De ese entrañable compañero aprendí que se podía perfectamente bien abrir el camino de la salvación con el evangelio de Jesús en una mano y palos de dinamita en la otra, haciendo volar por el camino todo lo que impedía que el jeep misionero llegase a los rincones más inasequibles de las montañas. De él aprendí que no era ningún pecado robarle a los compañeros sacerdotes: sábanas, toallas, camisas, calzones, pantalones, sotanas, roquetes, manteles de altar y otras muchas cosas para vestir a los desnudos y hacer felices a los más pobres. En fin, aprendí también que un padrecito ya podía ser venerado en este mundo como un santito de verdad, cuando algunas de sus ovejas más inspiradas se empeñaban en proclamar que quien había escrito la Biblia era el Padre Julián, y no el Papa...

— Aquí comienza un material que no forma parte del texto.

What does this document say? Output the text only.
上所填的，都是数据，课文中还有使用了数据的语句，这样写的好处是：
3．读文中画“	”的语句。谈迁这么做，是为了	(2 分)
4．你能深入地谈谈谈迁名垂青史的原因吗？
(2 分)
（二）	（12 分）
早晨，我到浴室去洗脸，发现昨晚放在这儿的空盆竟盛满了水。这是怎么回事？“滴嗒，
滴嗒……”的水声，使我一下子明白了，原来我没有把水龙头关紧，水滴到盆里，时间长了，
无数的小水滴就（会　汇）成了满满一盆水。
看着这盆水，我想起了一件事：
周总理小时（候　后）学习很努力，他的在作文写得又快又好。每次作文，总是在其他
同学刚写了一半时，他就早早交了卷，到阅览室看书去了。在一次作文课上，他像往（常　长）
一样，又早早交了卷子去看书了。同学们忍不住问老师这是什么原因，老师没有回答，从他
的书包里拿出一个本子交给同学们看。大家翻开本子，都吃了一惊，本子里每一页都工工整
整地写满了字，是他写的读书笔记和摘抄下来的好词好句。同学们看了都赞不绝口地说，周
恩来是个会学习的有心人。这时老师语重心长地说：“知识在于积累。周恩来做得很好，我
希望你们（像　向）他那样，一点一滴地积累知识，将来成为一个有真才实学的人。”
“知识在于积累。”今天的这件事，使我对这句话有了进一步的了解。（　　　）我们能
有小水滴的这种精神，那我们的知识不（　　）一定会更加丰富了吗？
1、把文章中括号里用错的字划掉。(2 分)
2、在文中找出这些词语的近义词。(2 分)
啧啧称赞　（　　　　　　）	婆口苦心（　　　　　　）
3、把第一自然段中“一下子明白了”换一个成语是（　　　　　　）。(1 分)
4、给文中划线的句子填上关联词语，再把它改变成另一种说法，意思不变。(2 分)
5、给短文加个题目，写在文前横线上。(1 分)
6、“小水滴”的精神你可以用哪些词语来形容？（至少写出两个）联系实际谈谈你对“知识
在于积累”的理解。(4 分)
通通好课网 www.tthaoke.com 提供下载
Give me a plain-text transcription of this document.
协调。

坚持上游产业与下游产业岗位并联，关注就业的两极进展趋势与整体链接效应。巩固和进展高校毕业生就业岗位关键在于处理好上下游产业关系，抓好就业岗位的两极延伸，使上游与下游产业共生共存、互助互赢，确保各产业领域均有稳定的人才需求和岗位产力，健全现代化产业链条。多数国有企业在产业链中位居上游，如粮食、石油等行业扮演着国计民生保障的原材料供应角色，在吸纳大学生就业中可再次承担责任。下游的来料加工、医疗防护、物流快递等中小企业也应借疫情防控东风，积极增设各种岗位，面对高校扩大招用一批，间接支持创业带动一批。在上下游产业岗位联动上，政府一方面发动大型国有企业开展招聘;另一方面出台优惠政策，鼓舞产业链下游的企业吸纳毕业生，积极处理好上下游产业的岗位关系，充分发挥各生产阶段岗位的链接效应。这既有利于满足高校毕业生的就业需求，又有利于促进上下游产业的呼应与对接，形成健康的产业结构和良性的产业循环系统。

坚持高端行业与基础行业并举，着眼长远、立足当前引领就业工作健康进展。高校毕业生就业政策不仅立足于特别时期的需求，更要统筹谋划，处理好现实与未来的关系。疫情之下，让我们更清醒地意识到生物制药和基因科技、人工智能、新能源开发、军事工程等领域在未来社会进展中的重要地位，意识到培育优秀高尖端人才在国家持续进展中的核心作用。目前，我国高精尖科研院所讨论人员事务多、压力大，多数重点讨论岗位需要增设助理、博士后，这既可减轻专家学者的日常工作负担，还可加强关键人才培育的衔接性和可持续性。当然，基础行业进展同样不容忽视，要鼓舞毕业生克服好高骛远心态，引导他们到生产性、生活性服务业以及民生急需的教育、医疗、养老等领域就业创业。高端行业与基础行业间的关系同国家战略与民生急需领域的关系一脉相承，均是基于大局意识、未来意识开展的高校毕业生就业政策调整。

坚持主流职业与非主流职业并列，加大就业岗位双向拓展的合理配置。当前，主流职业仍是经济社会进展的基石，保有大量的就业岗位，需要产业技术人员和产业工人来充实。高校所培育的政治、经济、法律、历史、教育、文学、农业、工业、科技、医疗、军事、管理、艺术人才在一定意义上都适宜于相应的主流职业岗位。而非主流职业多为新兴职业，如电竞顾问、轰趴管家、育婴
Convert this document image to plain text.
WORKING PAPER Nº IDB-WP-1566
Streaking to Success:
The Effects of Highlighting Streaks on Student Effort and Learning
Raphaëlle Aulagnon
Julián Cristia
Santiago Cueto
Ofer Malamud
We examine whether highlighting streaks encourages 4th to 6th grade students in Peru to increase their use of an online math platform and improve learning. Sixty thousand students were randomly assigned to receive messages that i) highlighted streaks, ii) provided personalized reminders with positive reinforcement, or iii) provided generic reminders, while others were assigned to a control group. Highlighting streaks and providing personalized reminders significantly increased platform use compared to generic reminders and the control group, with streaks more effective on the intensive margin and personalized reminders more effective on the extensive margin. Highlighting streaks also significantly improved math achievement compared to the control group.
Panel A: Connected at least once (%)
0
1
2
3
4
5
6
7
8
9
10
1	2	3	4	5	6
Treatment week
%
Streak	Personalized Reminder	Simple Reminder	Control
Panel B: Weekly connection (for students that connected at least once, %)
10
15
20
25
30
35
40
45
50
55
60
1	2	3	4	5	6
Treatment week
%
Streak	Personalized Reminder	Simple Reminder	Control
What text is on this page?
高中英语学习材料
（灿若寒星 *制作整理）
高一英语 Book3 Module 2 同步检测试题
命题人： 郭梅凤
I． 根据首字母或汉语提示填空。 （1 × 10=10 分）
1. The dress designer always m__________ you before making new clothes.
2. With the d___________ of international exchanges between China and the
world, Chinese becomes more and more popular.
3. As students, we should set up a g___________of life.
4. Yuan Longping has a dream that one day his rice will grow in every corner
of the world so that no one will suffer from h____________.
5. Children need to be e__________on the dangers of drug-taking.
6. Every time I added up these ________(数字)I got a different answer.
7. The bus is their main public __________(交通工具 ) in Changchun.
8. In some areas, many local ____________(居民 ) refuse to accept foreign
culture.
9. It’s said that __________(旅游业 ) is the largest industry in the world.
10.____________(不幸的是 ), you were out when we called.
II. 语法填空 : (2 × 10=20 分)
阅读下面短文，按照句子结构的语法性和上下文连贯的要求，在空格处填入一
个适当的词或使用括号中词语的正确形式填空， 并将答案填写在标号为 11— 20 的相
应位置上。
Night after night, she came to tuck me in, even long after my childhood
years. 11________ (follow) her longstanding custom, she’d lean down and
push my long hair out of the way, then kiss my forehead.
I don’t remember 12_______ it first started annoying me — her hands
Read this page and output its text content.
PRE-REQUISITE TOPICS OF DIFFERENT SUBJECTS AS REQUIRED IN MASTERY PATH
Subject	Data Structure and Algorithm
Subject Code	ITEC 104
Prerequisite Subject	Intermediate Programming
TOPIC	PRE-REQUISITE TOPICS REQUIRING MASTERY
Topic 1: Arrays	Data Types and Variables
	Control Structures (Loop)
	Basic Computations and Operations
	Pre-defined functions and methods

De mis otros compañeros aprendí más cosas todavía. Aprendí que el Evangelio no se proclamaba sólo en las misas sino también por la radio, las escuelas, el arte, el teatro, el folklore, las artes del gimnasio y del circo, la promoción de un puerto de mar en Amapala y por qué no, la de una universidad y aún de un aeropuerto en Choluteca (sólo faltarían un centro de esquí en San Marcos de Colón y una sucursal de la NASA en Nacaome...). Aprendí, especialmente con el Padre Juan Pablo Guillet, que el Reino de Dios se hace plantando estaciones radiofónicas por todo el país (y más adelante hasta en los rincones más remotos de África vía satélite), y por medio de la alfabetización, el cooperativismo, las cajas de ahorro y crédito, el desarrollo económico, las técnicas agrícolas, la creación de fuentes de trabajo, la unión y solidaridad de los trabajadores, y también, por cierto, por la formación de los futuros sacerdotes en las ciencias de la fe, de la pastoral, de la filosofía y otras ramas del saber humano, junto con el arte de vivir en Dios y en comunidad al servicio de un Evangelio inseparable de la justicia social.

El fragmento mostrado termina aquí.